IL CITTADINO ILLUSTRE

Valutazione
Consigliabile, Realistico, dibattiti **
Tematica
Lavoro
Genere
Drammatico
Regia
Mariano Cohn
Durata
118'
Anno di uscita
2016
Nazionalità
Argentina, Spagna
Titolo Originale
El ciudadano illustre
Distribuzione
Movies Inspired
Musiche
Toni M. Mir
Montaggio
Jeronimo Carranza

Orig.: Argentina/Spagna (2016) - Sogg. e scenegg.: Andrés Duprat - Fotogr.(Panoramica/a colori): Mariano Cohn, Gaston Duprat - Mus.: Toni M. Mir - Montagg.: Jeronimo Carranza - Dur.: 118' - Produz.: Arco Libre, Television Abierta, Magma Cine, A Contracorriente Films in associazione con Aleph Media - 73^MOSTRA INTERNAZIONALE D'ARTE CINEMATOGRAFICA DI VENEZIA 2016, COPPA VOLPI PER IL MIGLIOR ATTORE A OSCAR MARTINEZ, PREMIO GIOVANI GIURATI DEL VITTORIO VENETO FILM FESTIVAL.

Interpreti e ruoli

Oscar Martinez (Daniel Mantovani), Dady Brieva (Antonio), Andrea Frigerio (Irene), Nora Navas (Nuria), Manuel Vicente (Intendente), Belen Chavanne (Julia), Gustavo Garzon (Gerardo Palacios), Juliàn Larquier (Conciergie), Emma Rivera (Emilse), Marcelo D'andrea (Florencio Romero), Pablo Gatti.

Soggetto

Ormai da trenta anni residente a Barcellona, lo scrittore argentino Daniel Mantovani, vincitore tempo prima del Premio Nobel per la letteratura, accetta tra mille impegni l'invito a tornare a Salas, sua cittadina natale, per ricevere un premio e altre onorificenze...

Valutazione Pastorale

"Il cittadino illustre" ovvero la cronologia di una beffa.
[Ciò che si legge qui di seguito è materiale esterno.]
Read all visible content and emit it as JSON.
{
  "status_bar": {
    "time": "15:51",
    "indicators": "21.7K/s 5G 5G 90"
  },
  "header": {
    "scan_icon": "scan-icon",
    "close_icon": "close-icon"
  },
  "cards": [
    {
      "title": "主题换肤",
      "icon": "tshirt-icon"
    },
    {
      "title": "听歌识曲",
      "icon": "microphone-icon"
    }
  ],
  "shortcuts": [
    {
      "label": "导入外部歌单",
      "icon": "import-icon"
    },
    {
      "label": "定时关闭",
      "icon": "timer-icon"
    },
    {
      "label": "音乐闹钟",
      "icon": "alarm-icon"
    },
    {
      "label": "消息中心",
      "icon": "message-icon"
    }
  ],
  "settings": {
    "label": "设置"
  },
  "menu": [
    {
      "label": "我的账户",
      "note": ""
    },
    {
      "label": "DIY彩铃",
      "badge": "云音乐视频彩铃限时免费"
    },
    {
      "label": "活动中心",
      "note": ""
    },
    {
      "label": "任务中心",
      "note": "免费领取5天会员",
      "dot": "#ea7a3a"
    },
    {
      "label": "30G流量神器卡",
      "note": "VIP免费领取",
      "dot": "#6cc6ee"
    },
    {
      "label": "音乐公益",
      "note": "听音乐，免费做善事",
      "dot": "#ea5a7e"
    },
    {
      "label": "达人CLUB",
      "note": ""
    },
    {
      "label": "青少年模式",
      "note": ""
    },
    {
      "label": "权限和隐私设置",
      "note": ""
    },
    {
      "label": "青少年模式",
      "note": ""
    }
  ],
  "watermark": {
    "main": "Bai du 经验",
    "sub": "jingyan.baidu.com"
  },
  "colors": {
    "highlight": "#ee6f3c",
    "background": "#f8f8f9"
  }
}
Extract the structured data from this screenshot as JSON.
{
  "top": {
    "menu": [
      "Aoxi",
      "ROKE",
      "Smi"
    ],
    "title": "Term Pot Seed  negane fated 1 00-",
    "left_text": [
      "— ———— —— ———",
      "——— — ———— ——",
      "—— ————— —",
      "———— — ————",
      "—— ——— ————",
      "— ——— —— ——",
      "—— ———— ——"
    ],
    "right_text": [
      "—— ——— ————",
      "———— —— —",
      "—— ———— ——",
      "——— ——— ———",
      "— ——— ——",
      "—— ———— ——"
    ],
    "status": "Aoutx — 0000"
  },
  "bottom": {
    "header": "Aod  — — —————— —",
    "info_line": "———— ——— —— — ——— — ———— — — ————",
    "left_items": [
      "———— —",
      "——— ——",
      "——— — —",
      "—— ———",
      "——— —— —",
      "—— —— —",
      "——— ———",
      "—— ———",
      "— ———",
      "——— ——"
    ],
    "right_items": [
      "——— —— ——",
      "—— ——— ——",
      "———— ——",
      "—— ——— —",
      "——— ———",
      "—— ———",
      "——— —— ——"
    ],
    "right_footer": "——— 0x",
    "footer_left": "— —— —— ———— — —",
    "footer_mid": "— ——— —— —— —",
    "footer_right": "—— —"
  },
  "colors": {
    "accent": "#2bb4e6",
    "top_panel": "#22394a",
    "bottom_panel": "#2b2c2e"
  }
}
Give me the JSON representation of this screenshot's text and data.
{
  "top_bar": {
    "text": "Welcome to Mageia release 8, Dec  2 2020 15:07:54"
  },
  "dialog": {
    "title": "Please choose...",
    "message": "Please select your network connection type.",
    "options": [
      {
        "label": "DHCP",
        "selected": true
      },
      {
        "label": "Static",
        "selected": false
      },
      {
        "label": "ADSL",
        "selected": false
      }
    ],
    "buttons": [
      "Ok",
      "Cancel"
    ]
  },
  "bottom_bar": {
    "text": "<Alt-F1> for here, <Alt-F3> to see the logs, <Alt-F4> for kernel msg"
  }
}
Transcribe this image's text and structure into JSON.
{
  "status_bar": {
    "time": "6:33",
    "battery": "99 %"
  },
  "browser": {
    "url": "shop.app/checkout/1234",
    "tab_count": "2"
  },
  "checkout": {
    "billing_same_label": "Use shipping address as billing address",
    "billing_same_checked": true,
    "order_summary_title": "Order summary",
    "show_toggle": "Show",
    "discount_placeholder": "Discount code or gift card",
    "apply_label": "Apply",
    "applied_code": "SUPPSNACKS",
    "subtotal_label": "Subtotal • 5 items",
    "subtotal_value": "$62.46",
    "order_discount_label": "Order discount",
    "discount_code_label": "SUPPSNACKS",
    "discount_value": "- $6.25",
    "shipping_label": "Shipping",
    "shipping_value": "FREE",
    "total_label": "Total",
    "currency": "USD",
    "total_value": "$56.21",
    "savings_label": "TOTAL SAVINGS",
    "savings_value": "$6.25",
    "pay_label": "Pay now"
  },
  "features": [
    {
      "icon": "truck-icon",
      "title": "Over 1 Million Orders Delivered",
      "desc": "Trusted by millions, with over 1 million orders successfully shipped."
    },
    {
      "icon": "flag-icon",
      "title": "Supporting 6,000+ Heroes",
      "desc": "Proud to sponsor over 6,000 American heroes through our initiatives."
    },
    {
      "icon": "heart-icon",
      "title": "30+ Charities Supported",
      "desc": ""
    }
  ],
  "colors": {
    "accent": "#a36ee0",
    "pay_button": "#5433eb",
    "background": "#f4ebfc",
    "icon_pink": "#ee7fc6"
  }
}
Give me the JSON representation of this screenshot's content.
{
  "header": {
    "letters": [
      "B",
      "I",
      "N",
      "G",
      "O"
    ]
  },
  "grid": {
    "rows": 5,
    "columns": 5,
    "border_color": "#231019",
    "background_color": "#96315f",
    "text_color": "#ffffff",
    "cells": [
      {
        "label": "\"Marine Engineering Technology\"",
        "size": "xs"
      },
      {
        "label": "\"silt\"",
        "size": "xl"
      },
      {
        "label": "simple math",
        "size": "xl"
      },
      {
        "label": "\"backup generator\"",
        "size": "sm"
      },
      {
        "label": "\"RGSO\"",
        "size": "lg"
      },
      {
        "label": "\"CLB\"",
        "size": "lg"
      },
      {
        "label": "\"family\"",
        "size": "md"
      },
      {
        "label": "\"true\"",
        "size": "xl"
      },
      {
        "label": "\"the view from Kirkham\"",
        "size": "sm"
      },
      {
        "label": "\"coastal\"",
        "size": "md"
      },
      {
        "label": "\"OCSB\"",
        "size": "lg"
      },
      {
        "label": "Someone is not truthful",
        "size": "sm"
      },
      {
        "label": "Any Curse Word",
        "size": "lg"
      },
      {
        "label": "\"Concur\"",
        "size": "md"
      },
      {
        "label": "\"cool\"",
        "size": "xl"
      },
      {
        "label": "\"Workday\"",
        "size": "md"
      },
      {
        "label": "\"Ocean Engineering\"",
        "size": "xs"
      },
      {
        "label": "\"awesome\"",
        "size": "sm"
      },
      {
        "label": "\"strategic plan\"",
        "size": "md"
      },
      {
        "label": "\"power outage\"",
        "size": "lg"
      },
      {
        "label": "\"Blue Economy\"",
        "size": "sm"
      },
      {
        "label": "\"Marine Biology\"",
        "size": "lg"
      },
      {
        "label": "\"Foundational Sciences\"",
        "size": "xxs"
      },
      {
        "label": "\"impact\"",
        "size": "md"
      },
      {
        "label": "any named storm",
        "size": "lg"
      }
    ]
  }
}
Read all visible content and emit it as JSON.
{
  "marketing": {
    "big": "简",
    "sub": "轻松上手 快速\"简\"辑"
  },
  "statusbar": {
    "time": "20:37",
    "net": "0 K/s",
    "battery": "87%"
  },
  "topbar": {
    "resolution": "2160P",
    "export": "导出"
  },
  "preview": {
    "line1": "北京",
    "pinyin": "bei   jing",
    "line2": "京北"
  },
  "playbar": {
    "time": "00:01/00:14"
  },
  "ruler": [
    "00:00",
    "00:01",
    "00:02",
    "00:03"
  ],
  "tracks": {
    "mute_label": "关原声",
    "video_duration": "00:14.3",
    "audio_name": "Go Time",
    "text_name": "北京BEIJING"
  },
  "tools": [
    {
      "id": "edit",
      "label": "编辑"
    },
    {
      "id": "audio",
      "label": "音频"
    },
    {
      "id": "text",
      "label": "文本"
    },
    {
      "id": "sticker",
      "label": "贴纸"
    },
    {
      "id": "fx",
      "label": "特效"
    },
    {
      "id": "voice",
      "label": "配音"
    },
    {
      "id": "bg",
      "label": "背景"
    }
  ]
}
Il copione scritto da Andrés Duprat andrebbe ripercorso e riletto dalla fine all'inizio per verificare con esattezza quanto la realtà sia lontana dalle attese e ogni tentativo di cambiamento porti ad una sorta di autodistruzione. Il percorso di Daniel è in effetti esemplare: arriva a Salas convinto di affrontare una passeggiata tra omaggi e diplomi, e invece si trova coinvolto in una discesa alle porte di una demolizione progressiva della sua fama e del suo mito. Ritrovando vecchi amici di una volta, capisce di non essere più in sintonia con il loro modo di essere e di parlare, verifica l'impossibilità di creare attenzione con uomini e donne più giovani, deve fare i conti con una invidia montante che molti nutrono per quello che ha fatto e prodotto in passato. Ne esce una parabola nera, anzi nerissima, della consapevolezza violata e della verità disturbata. Va finire che Daniel, arrivato per essere onorato, deve difendersi da accuse pesanti e ingiuriose, si fa irretire di una ragazza che è la figlia di un suo amico, provoca e reagisce anche non volendo e riceve come compenso una fucilata sulla spalla. Amara descrizione di quello che bisogna aspettarsi quando si ha a che fare con uomini e donne dal carattere imprevedibile. Dal punto di vista pastorale, il film è da valutare come consigliabile, realistico e adatto per dibattiti.

Utilizzazione

Il film è da utilizzare in programmazione ordinaria e in successive occasioni per riflettere su molti argomenti importanti, il primo dei quali il ruolo dello scrittore nelle società contemporanea, sul crinale che divide/unisce realismo e finzione, verità e menzogna.